Ser crente e não ter religião. Uma tendência que ganha peso em Lisboa
Na Área Metropolitana de Lisboa há cada vez mais crentes mas que não professam uma religião. A maioria da população assume ser católica, mas nem todos frequentam os locais de culto com regularidade. Outras das indicações do trabalho "Religião e o espaço público", da Fundação Francisco Manuel dos Santos, é facto de as pessoas estarem a gerir os momentos de oração de acordo as rotinas da sua vida.
Na investigação coordenada pelo professor Alfredo Teixeira a maior surpresa será a "dimensão de alguns dados". "Confirma-se a diminuição do peso relativo dos católicos [quando comparado com o Inquérito Identidades religiosas, em Portugal, de 2011], apesar de não se poder fazer uma comparação linear, pois esse inquérito era nacional", explica ao DN o diretor do Instituto de Estudos de Religião da Faculdade de Teologia da Universidade Católica Portuguesa. Segundo as conclusões já conhecidas, e que esta quinta-feira vão ser divulgadas, 54,9% da população declara-se católica, cerca de 50% nunca mudou de religião ao longo da vida e 23,8% deixou de ser praticante.
Outra confirmação deste trabalho é a presença na sociedade de cada vez mais pessoas que se assumem como crentes, mas que dizem não ter religião. "Foi o grupo que mais cresceu desde 2011, é difícil perceber bem este grupo, não se tornaram não crentes nem se converteram a uma religião. É preciso uma maior investigação", acrescenta, lembrando que 35% da população diz não pertencer a nenhuma religião.
Alfredo Teixeira frisa que é na faixa etária entre os 15 e os 44 anos que se encontra a maior parte de pessoas que admitem não ter religião apesar de serem crentes e que pouco mais se sabe sobre este "grupo intermédio entre os não crentes e o universo maioritário dos católicos. Falam sobre religião, mas não sentem necessidade de ter uma presença religiosa efetiva na comunidade".
Este trabalho chama a atenção para o facto de existirem três grupos quando se fala de religião: os não crentes (incluindo os já referidos crentes que não se reveem em nenhuma religião), os católicos e os que professam outras religiões.
Para estas conclusões foram validados 1180 inquéritos a residentes na Área Metropolitana de Lisboa, com 15 ou mais anos, e as respostas foram trabalhadas pelo Centro de Investigação em Teologia e Estudos de Religião da Universidade Católica Portuguesa.
Deste total de questionários, as respostas indicaram que 62,2% dos inquiridos pertencem a uma denominação protestante (incluindo evangélicos), 51% são testemunhas de Jeová e 61,5% pertencentes a outras religiões.

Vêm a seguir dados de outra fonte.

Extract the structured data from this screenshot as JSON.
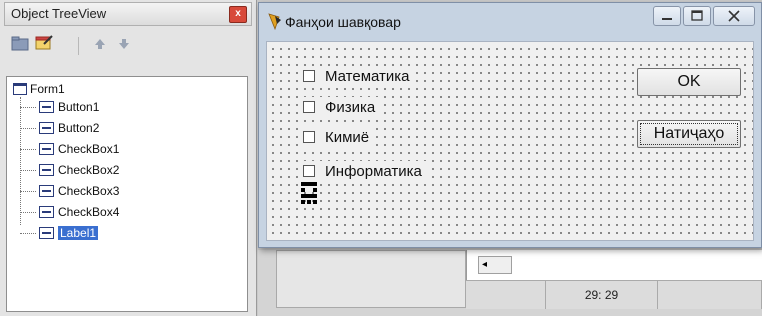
{
  "object_treeview": {
    "title": "Object TreeView",
    "close_glyph": "x",
    "toolbar": {
      "icons": [
        "folder-icon",
        "form-edit-icon",
        "arrow-up-icon",
        "arrow-down-icon"
      ],
      "glyphs": [
        "▣",
        "✉",
        "🡅",
        "🡇"
      ]
    },
    "tree": {
      "root": "Form1",
      "items": [
        {
          "label": "Button1",
          "selected": false
        },
        {
          "label": "Button2",
          "selected": false
        },
        {
          "label": "CheckBox1",
          "selected": false
        },
        {
          "label": "CheckBox2",
          "selected": false
        },
        {
          "label": "CheckBox3",
          "selected": false
        },
        {
          "label": "CheckBox4",
          "selected": false
        },
        {
          "label": "Label1",
          "selected": true
        }
      ]
    }
  },
  "form": {
    "title": "Фанҳои шавқовар",
    "checkboxes": [
      {
        "label": "Математика",
        "checked": false
      },
      {
        "label": "Физика",
        "checked": false
      },
      {
        "label": "Кимиё",
        "checked": false
      },
      {
        "label": "Информатика",
        "checked": false
      }
    ],
    "buttons": {
      "ok": "OK",
      "results": "Натиҷаҳо"
    }
  },
  "status_bar": {
    "cursor_position": "29: 29"
  },
  "colors": {
    "selection": "#3a6fd0",
    "form_frame": "#c6d3e2",
    "close_button": "#d84a3a"
  }
}
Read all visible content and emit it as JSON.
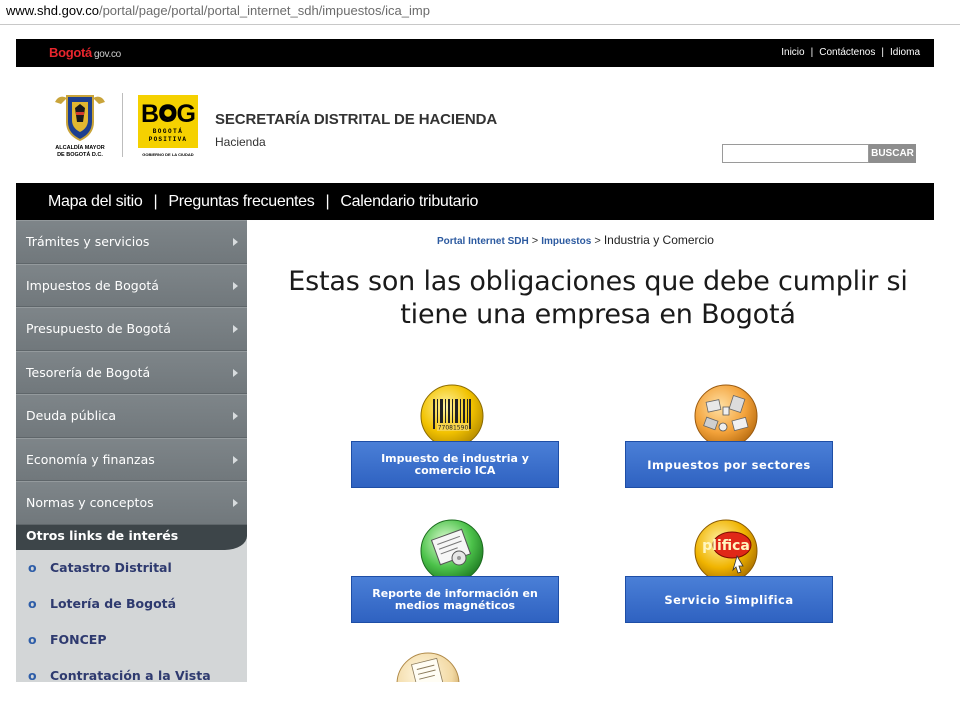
{
  "browser": {
    "url_host": "www.shd.gov.co",
    "url_path": "/portal/page/portal/portal_internet_sdh/impuestos/ica_imp"
  },
  "topbar": {
    "brand": "Bogotá",
    "brand_suffix": "gov.co",
    "links": [
      "Inicio",
      "Contáctenos",
      "Idioma"
    ],
    "separator": "|"
  },
  "header": {
    "logo_bog_caption": "ALCALDÍA MAYOR DE BOGOTÁ D.C.",
    "logo_pos_top": "BOG",
    "logo_pos_mid": "BOGOTÁ POSITIVA",
    "logo_pos_bottom": "GOBIERNO DE LA CIUDAD",
    "title": "SECRETARÍA DISTRITAL DE HACIENDA",
    "subtitle": "Hacienda",
    "search_placeholder": "",
    "search_button": "BUSCAR"
  },
  "mainnav": {
    "items": [
      "Mapa del sitio",
      "Preguntas frecuentes",
      "Calendario tributario"
    ],
    "separator": "|"
  },
  "sidebar": {
    "menu": [
      "Trámites y servicios",
      "Impuestos de Bogotá",
      "Presupuesto de Bogotá",
      "Tesorería de Bogotá",
      "Deuda pública",
      "Economía y finanzas",
      "Normas y conceptos"
    ],
    "other_links_title": "Otros links de interés",
    "bullet": "o",
    "other_links": [
      "Catastro Distrital",
      "Lotería de Bogotá",
      "FONCEP",
      "Contratación a la Vista"
    ]
  },
  "breadcrumb": {
    "items": [
      "Portal Internet SDH",
      "Impuestos"
    ],
    "sep": ">",
    "current": "Industria y Comercio"
  },
  "headline": "Estas son las obligaciones que debe cumplir si tiene una empresa en Bogotá",
  "tiles": [
    {
      "label": "Impuesto de industria y comercio ICA",
      "icon": "barcode-icon"
    },
    {
      "label": "Impuestos por sectores",
      "icon": "sectors-icon"
    },
    {
      "label": "Reporte de información en medios magnéticos",
      "icon": "document-icon"
    },
    {
      "label": "Servicio Simplifica",
      "icon": "simplifica-icon"
    }
  ],
  "simplifica_text": "plifica",
  "barcode_text": "77081590",
  "colors": {
    "tile_blue": "#3468c8",
    "sidebar_gray": "#777e82",
    "brand_red": "#e8262d",
    "link_blue": "#2c5aa0"
  }
}
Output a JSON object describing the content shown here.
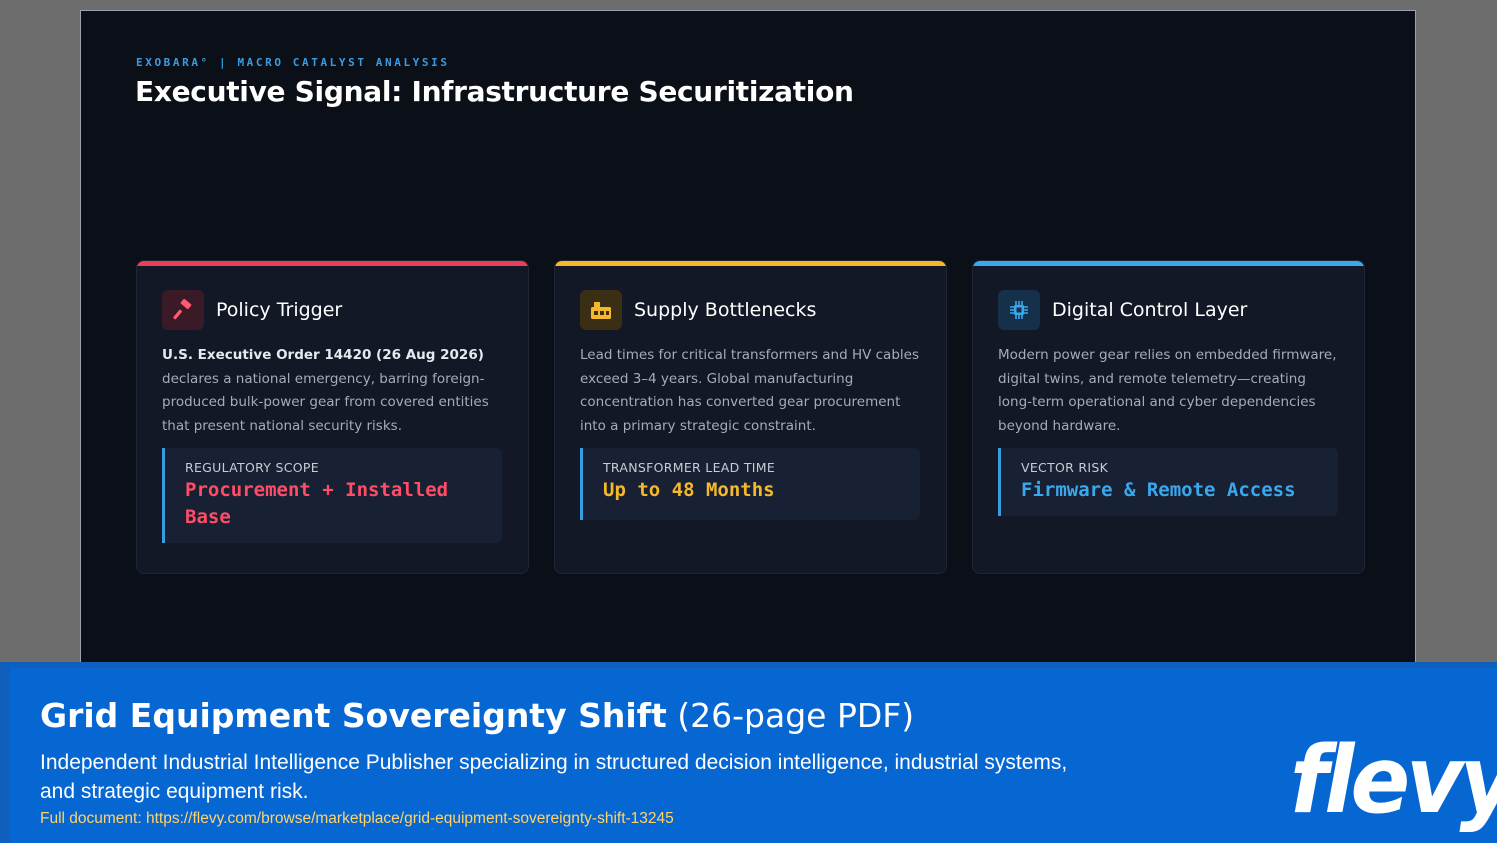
{
  "slide": {
    "kicker": "EXOBARA° | MACRO CATALYST ANALYSIS",
    "title": "Executive Signal: Infrastructure Securitization",
    "cards": [
      {
        "title": "Policy Trigger",
        "icon": "gavel-icon",
        "accent": "#e8405a",
        "body_bold": "U.S. Executive Order 14420 (26 Aug 2026)",
        "body_rest": " declares a national emergency, barring foreign-produced bulk-power gear from covered entities that present national security risks.",
        "callout_label": "REGULATORY SCOPE",
        "callout_value": "Procurement + Installed Base"
      },
      {
        "title": "Supply Bottlenecks",
        "icon": "factory-icon",
        "accent": "#f5b82a",
        "body_bold": "",
        "body_rest": "Lead times for critical transformers and HV cables exceed 3–4 years. Global manufacturing concentration has converted gear procurement into a primary strategic constraint.",
        "callout_label": "TRANSFORMER LEAD TIME",
        "callout_value": "Up to 48 Months"
      },
      {
        "title": "Digital Control Layer",
        "icon": "chip-icon",
        "accent": "#3aa8ee",
        "body_bold": "",
        "body_rest": "Modern power gear relies on embedded firmware, digital twins, and remote telemetry—creating long-term operational and cyber dependencies beyond hardware.",
        "callout_label": "VECTOR RISK",
        "callout_value": "Firmware & Remote Access"
      }
    ]
  },
  "footer": {
    "title_bold": "Grid Equipment Sovereignty Shift",
    "title_rest": " (26-page PDF)",
    "description": "Independent Industrial Intelligence Publisher specializing in structured decision intelligence, industrial systems, and strategic equipment risk.",
    "link": "Full document: https://flevy.com/browse/marketplace/grid-equipment-sovereignty-shift-13245",
    "logo": "flevy"
  }
}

Os não crentes representaram 55,2% das respostas e a percentagem de crentes sem religião que aceitaram responder chegou aos 43,5%. Mais de metade da população (54,9%) declarou-se católica.
Outro dado que sobressai deste trabalho está relacionado com a distribuição das posições religiosas. De acordo com os dados avançados ao DN, a maior parte da população da Área Metropolitana de Lisboa assume-se como crente e pertencente a uma religião. Porém, uma análise mais específica das respostas permite concluir que a grande maioria dos crentes e pertencentes a uma religião mora na zona norte do Tejo (67,6%). Certo é que a percentagem da população sem religião é muito significativa (22%) na área metropolitana, sendo no concelho de Lisboa que esse valor é mais elevado: 28,3%.
No que diz respeito ao perfil de crente mas não integrante de uma religião a Margem Sul do Tejo (13,3%) e a Península de Setúbal (16,5%) são as regiões onde mais pessoas assumem esta situação.
Outros pontos focados neste estudo - cuja versão final deverá ficar pronta no início do próximo ano - a maioria dos inquiridos (91%) garantiu não sentir discriminação devido às suas opções religiosas. E uma grande parte (70,3%) considerou que a eutanásia é "aceitável dentro de certos limites".
Um dado que não espanta é a contínua descida da prática da oração. Alfredo Teixeira considera que neste particular há um outro ponto que merece um olhar mais atento: "O que começa a ser importante é o fenómeno da irregularidade. Em relação aos católicos temos 15% que declaram que vão uma vez por semana ao culto. O que é importante analisar é a forma como a prática se está a organizar. Temos uma quantidade razoável de pessoas que organizam o seu próprio culto, ao ritmo da sua vida, do seu quotidiano."
Outro dado que se destaca é a vitalidade das "comunidades evangélicas que são muito ativas, os índices de prática são mais elevados [do que os católicos, por exemplo] e não concentrados num ritmo semanal, mas sim de mais de uma vez por semana", explica.
Entre as principais ideias que os investigadores encontraram na análise dos dados recolhidos sobressai o facto de os inquiridos considerarem que a participação num ato religioso tem a mesma preponderância com "passar o fim de semana fora" ou "fazer desporto". E as práticas que mais destacaram para os fins de semana foram o descanso (45,2% dos casos) e o cuidado com a casa (34,4%).
Outra conclusão apresentada neste trabalho sobre "Religião e o espaço público" é a de que uma parte das pessoas que responderam frisarem que não falou, no último mês antes do inquérito, sobre assuntos religiosos, e que a conversa sobre estes temas são circunscritos ao ambiente familiar e de amizade.